So there's a couple things that have impeded me from posting ANYTHING over the past two weeks- homework, my addiction to spider solitaire and The Office, and my loneliness. And yes, in case you were wondering, this IS a bitchy journal! Welcome to freshie year.
Obviously I have like a million hours of homework a night, and then I'm spending my nights not being able to sleep for my fear of serial killers/my not-so severe anxiety issues. I mean, the other day in Latin I had a panic attack. I'm pretty fucked up.
I also have developed an addiction to spider solitaire. What the hell, my life is going to shit.
Plus I'm pretty lonely- my parents are both working long hours, my sister is a hu-uge fucking bitch (getting to that), my 2 brothers are all tied up with their jobs (and one of my brothers with his wife and step-son :] ). Plus, it's not like any of my friends from elementary school give two shits about me, and my friends from my high school are in the same situation as me- all fucking tied up with school. Except two of my friends have boyfriends, go figure.
And so far, I've told 3 people from my school the kid I like at my school. They're all like BUT HE'S SHORT and I'm like BUT HE'S ADORABLE AND NICE AND WE HATE THE SAME ASSHOLES and they're like BUT HE'S SHORT. Maybe I just hang out with tall people? I don't know, but either way I know that he's just not that into me. We have like 6 classes together, including lunch, so he just isn't that into me, I guess. Although I must admit I am becoming a flirt. It's freaking ME out.
But back to my family- my sister is a huge fucking bitch and my mother is the root of all my problems.
My sister: So, last Friday, she was with my mom out shopping, and my mom was like OMGSH I TOLD RITA I WOULD PICK HER UP AFTER SCHOOL and my sister is with her and she seriously says "Does she really have to come along?" At least, this is what my mother tells me. And then when we're at Trader Joe's and stuff she's being a huge bitch to me, just yelling at me, commanding me, and acting like I'm a do-nothing who just complains about everything, when it's actually the other way around. I'm being nice and trying to be civil to her and trying to be the bigger person but no. Of fucking course not. All she does the whole time is complain about how hungry she is, and then when we do stop to eat, she won't eat it because she's a fucking self-centered bitch who can't get over problems without griping and bitching for a month. It's like she's on permanent PMS or some shit like that. Get the fuck over your ex, he was a self centered asshole NOT UNLIKE YOURSELF.
My mom: I have finally come to the realization that my mother is the root of every problem in my life.
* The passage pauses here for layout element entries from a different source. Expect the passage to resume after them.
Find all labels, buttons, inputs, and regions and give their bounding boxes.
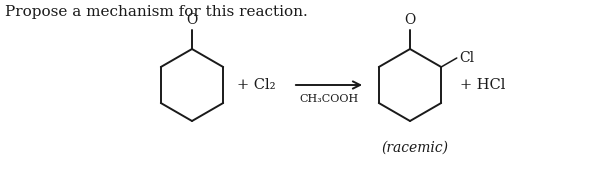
Text: O: O [186,13,197,27]
Text: Cl: Cl [459,51,474,65]
Text: Propose a mechanism for this reaction.: Propose a mechanism for this reaction. [5,5,308,19]
Text: CH₃COOH: CH₃COOH [299,94,359,104]
Text: (racemic): (racemic) [381,141,449,155]
Text: + HCl: + HCl [460,78,505,92]
Text: O: O [405,13,416,27]
Text: + Cl₂: + Cl₂ [237,78,275,92]
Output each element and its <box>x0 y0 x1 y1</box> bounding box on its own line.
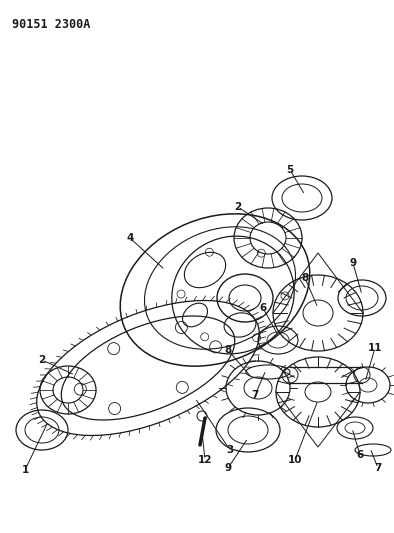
Text: 5: 5 <box>286 165 294 175</box>
Text: 12: 12 <box>198 455 212 465</box>
Text: 3: 3 <box>227 445 234 455</box>
Text: 10: 10 <box>288 455 302 465</box>
Text: 4: 4 <box>126 233 134 243</box>
Text: 9: 9 <box>349 258 357 268</box>
Text: 7: 7 <box>374 463 382 473</box>
Text: 6: 6 <box>259 303 267 313</box>
Text: 8: 8 <box>301 273 309 283</box>
Text: 8: 8 <box>224 345 232 355</box>
Text: 9: 9 <box>225 463 232 473</box>
Text: 1: 1 <box>21 465 29 475</box>
Text: 2: 2 <box>234 202 242 212</box>
Text: 2: 2 <box>38 355 46 365</box>
Text: 6: 6 <box>357 450 364 460</box>
Text: 90151 2300A: 90151 2300A <box>12 18 90 31</box>
Text: 11: 11 <box>368 343 382 353</box>
Text: 7: 7 <box>251 390 259 400</box>
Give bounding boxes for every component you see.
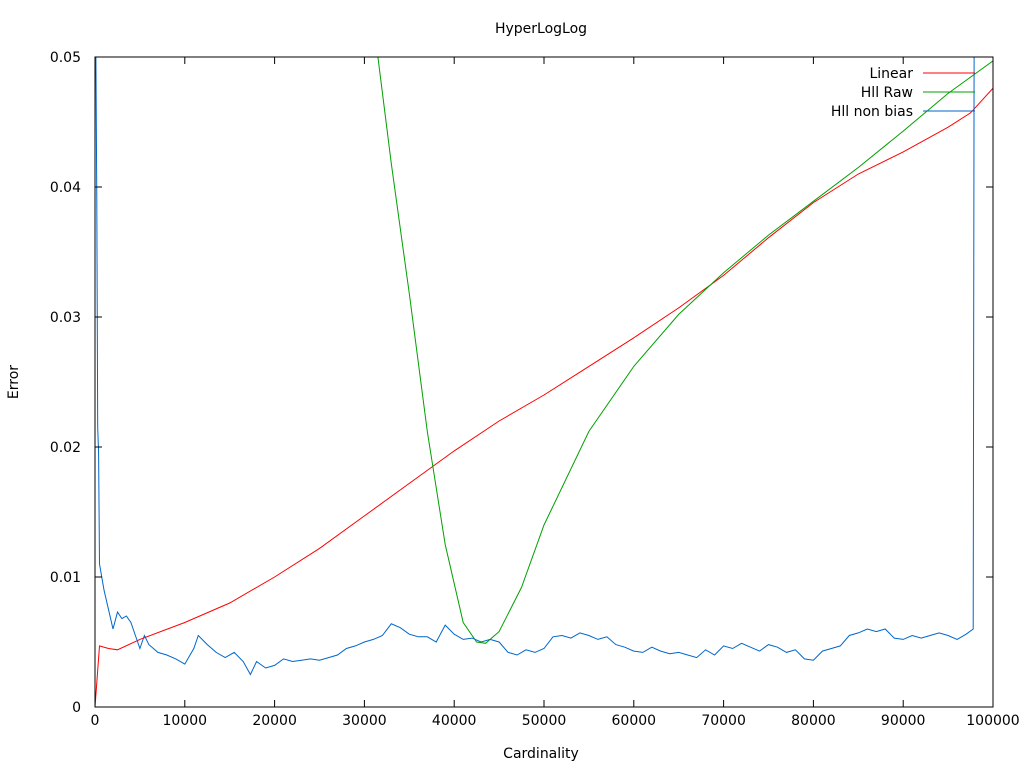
x-axis-label: Cardinality [503, 746, 579, 762]
series-layer [95, 57, 993, 707]
y-tick-label: 0.02 [50, 440, 81, 456]
x-tick-label: 10000 [163, 713, 208, 729]
x-tick-label: 20000 [252, 713, 297, 729]
legend-label: Hll Raw [861, 85, 913, 101]
x-tick-label: 100000 [966, 713, 1019, 729]
x-tick-label: 60000 [612, 713, 657, 729]
x-tick-label: 80000 [791, 713, 836, 729]
x-tick-label: 0 [91, 713, 100, 729]
series-line-3 [95, 57, 975, 676]
series-line-1 [95, 87, 993, 707]
x-tick-label: 50000 [522, 713, 567, 729]
y-tick-label: 0.04 [50, 180, 81, 196]
legend: Linear Hll Raw Hll non bias [831, 66, 975, 120]
legend-label: Hll non bias [831, 104, 913, 120]
y-tick-label: 0.05 [50, 50, 81, 66]
x-tick-label: 90000 [881, 713, 926, 729]
y-tick-label: 0.03 [50, 310, 81, 326]
x-tick-label: 70000 [701, 713, 746, 729]
series-line-2 [377, 57, 993, 644]
legend-label: Linear [869, 66, 913, 82]
x-tick-label: 40000 [432, 713, 477, 729]
ticks-layer: 0 10000 20000 30000 40000 50000 60000 70000 8000… [50, 50, 1020, 729]
y-tick-label: 0 [72, 700, 81, 716]
x-tick-label: 30000 [342, 713, 387, 729]
y-axis-label: Error [6, 365, 22, 399]
chart-title: HyperLogLog [495, 21, 587, 37]
y-tick-label: 0.01 [50, 570, 81, 586]
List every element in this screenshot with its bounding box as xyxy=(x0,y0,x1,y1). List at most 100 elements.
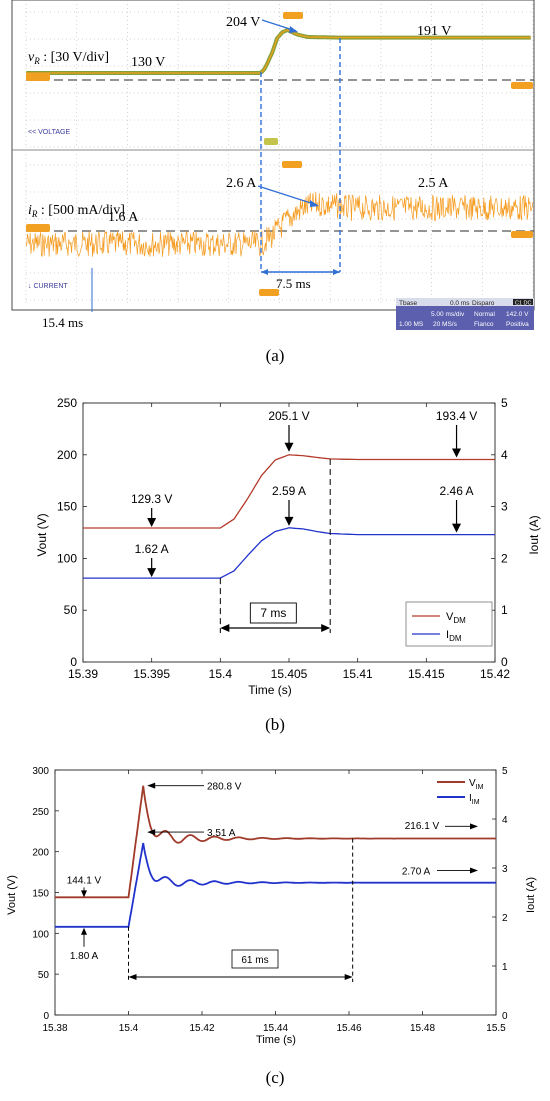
info-badge-bg xyxy=(513,299,533,305)
y-tick-label: 50 xyxy=(64,603,78,617)
chart-dm-ylabel: Vout (V) xyxy=(35,513,49,556)
info-r1c2: 5.00 ms/div xyxy=(431,311,465,318)
x-tick-label: 15.46 xyxy=(336,1023,361,1034)
interval-box xyxy=(249,602,297,624)
interval-head-right xyxy=(321,624,331,632)
x-tick-label: 15.39 xyxy=(68,667,98,681)
current-channel-tag: ↓ CURRENT xyxy=(28,283,68,290)
v-peak-arrow-head xyxy=(147,782,156,789)
info-r2c2: 20 MS/s xyxy=(433,321,458,328)
chart-im-xlabel: Time (s) xyxy=(256,1034,296,1046)
v-channel-label: vR : [30 V/div] xyxy=(28,50,109,66)
v-final-arrow-head xyxy=(452,448,462,458)
x-tick-label: 15.42 xyxy=(480,667,510,681)
legend-vim-label: VIM xyxy=(469,778,484,791)
voltage-channel-tag: << VOLTAGE xyxy=(28,129,70,136)
y2-tick-label: 5 xyxy=(501,396,508,410)
y-tick-label: 200 xyxy=(57,448,77,462)
x-tick-label: 15.42 xyxy=(189,1023,214,1034)
series-iim-line xyxy=(55,842,496,928)
i-final-arrow-head xyxy=(452,523,462,533)
y-tick-label: 200 xyxy=(32,848,49,859)
ch2-level-marker xyxy=(26,224,50,232)
x-tick-label: 15.405 xyxy=(271,667,308,681)
legend-v-label: VDM xyxy=(446,611,466,625)
x-tick-label: 15.4 xyxy=(119,1023,139,1034)
v-peak-pointer-head xyxy=(289,26,298,33)
ch2-right-marker xyxy=(511,231,533,238)
panel-b-caption: (b) xyxy=(265,715,285,734)
y-tick-label: 100 xyxy=(32,929,49,940)
chart-im-plot: 15.38 15.4 15.42 15.44 15.46 15.48 15.50501001… xyxy=(32,766,508,1034)
chart-dm-legend: VDM IDM xyxy=(405,601,493,647)
time-mark-label: 15.4 ms xyxy=(42,315,83,330)
i-channel-label: iR : [500 mA/div] xyxy=(28,203,125,219)
v-final-label: 193.4 V xyxy=(436,409,477,423)
trigger-time-marker xyxy=(264,138,278,145)
v-initial-label: 130 V xyxy=(131,55,165,70)
series-vdm-line xyxy=(83,454,495,529)
i-peak-arrow-head xyxy=(284,516,294,526)
y-tick-label: 0 xyxy=(43,1011,49,1022)
y2-tick-label: 1 xyxy=(502,962,508,973)
chart-im: 15.38 15.4 15.42 15.44 15.46 15.48 15.50501001… xyxy=(6,766,537,1046)
interval-label: 7 ms xyxy=(260,606,286,620)
series-idm-line xyxy=(83,527,495,579)
i-initial-label: 1.62 A xyxy=(135,542,169,556)
series-vim-line xyxy=(55,785,496,899)
x-tick-label: 15.38 xyxy=(42,1023,67,1034)
y-tick-label: 250 xyxy=(57,396,77,410)
panel-c-caption: (c) xyxy=(265,1068,285,1087)
tbase-value: 0.0 ms xyxy=(450,300,470,307)
v-peak-label: 205.1 V xyxy=(268,409,309,423)
bottom-time-marker xyxy=(259,289,279,296)
legend-iim-label: IIM xyxy=(469,793,480,806)
y-tick-label: 50 xyxy=(38,970,50,981)
y-tick-label: 100 xyxy=(57,551,77,565)
tbase-label: Tbase xyxy=(399,300,417,307)
scope-info-box: Tbase 0.0 ms Disparo C1 DC 5.00 ms/div N… xyxy=(396,298,534,330)
y2-tick-label: 2 xyxy=(501,551,508,565)
info-r2c4: Positiva xyxy=(506,321,529,328)
y2-tick-label: 0 xyxy=(502,1011,508,1022)
info-r1c3: Normal xyxy=(474,311,496,318)
interval-arrowhead-left xyxy=(261,269,268,275)
y2-tick-label: 0 xyxy=(501,655,508,669)
i-initial-label: 1.6 A xyxy=(108,210,139,225)
i-peak-label: 3.51 A xyxy=(207,828,236,839)
y2-tick-label: 4 xyxy=(501,448,508,462)
y-tick-label: 0 xyxy=(70,655,77,669)
plot-frame xyxy=(54,769,497,1016)
voltage-trace-highlight xyxy=(26,29,531,74)
i-final-label: 2.70 A xyxy=(402,866,431,877)
v-initial-label: 129.3 V xyxy=(131,492,172,506)
i-peak-label: 2.59 A xyxy=(272,484,306,498)
y-tick-label: 150 xyxy=(32,889,49,900)
i-final-label: 2.46 A xyxy=(440,484,474,498)
disparo-label: Disparo xyxy=(472,300,495,307)
v-final-label: 191 V xyxy=(417,24,451,39)
chart-dm: 15.39 15.395 15.4 15.405 15.41 15.415 15.42050… xyxy=(35,396,541,697)
i-initial-arrow-head xyxy=(81,927,87,935)
i-final-arrow-head xyxy=(470,867,478,874)
y2-tick-label: 3 xyxy=(502,864,508,875)
v-final-label: 216.1 V xyxy=(405,821,440,832)
x-tick-label: 15.395 xyxy=(133,667,170,681)
y-tick-label: 250 xyxy=(32,807,49,818)
y2-tick-label: 4 xyxy=(502,815,508,826)
x-tick-label: 15.44 xyxy=(263,1023,288,1034)
interval-head-left xyxy=(128,974,137,980)
interval-box xyxy=(231,949,279,969)
v-peak-arrow-head xyxy=(284,442,294,452)
v-peak-label: 204 V xyxy=(226,15,260,30)
interval-label: 7.5 ms xyxy=(276,276,311,291)
y-tick-label: 300 xyxy=(32,766,49,777)
v-initial-label: 144.1 V xyxy=(67,875,102,886)
y2-tick-label: 3 xyxy=(501,500,508,514)
i-peak-label: 2.6 A xyxy=(226,176,257,191)
i-initial-arrow-head xyxy=(147,568,157,578)
i-peak-pointer xyxy=(257,185,318,206)
scope-capture: vR : [30 V/div] 130 V 204 V 191 V << VOL… xyxy=(11,0,535,330)
panel-a-caption: (a) xyxy=(265,346,285,365)
info-r1c4: 142.0 V xyxy=(506,311,529,318)
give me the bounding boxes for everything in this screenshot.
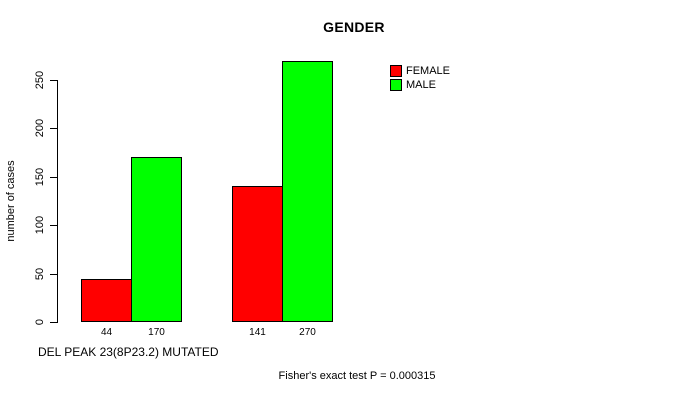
- x-axis-label: DEL PEAK 23(8P23.2) MUTATED: [38, 345, 219, 359]
- legend-item-male: MALE: [390, 79, 450, 91]
- chart-title: GENDER: [323, 19, 385, 35]
- bar-male-group2: [282, 61, 333, 322]
- bar-value-label: 270: [299, 327, 316, 338]
- y-tick-label: 150: [34, 167, 46, 187]
- female-swatch-icon: [390, 65, 402, 77]
- legend-label-female: FEMALE: [406, 65, 451, 77]
- y-tick-label: 100: [34, 215, 46, 235]
- y-tick: [50, 322, 57, 323]
- y-tick: [50, 274, 57, 275]
- bar-value-label: 141: [249, 327, 266, 338]
- y-tick-label: 0: [34, 318, 46, 326]
- y-tick-label: 250: [34, 70, 46, 90]
- bar-value-label: 170: [148, 327, 165, 338]
- male-swatch-icon: [390, 79, 402, 91]
- bar-value-label: 44: [100, 327, 113, 338]
- bar-female-group2: [232, 186, 283, 322]
- fisher-test-annotation: Fisher's exact test P = 0.000315: [278, 370, 436, 382]
- legend-item-female: FEMALE: [390, 65, 450, 77]
- y-axis-label: number of cases: [5, 160, 17, 242]
- y-axis-line: [57, 80, 58, 323]
- legend: FEMALE MALE: [390, 65, 450, 91]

Low self-esteem? Her telling me I was fat when I was 9. Her telling me that my teeth look like shit. Her telling me that my hair looks bad. Her telling me that my face should be cleaner. My attitude towards everything? Her cynicism. Her constant negative review of the world around her. Her cursing. Her yelling. Her screaming. Her constant fucking sob story about everything. All my attitudes about everything, all my negative feelings, all my self-hatred has come from her. The reason I don't accept who I am? Her. The reason I don't legitimately like who I am? Her. Her, her, her.
And to think all this realization has come from reading a book. Huh.
But I just got the entire Lonely Island album, Incredibad. I must say, it's changed my life for the better.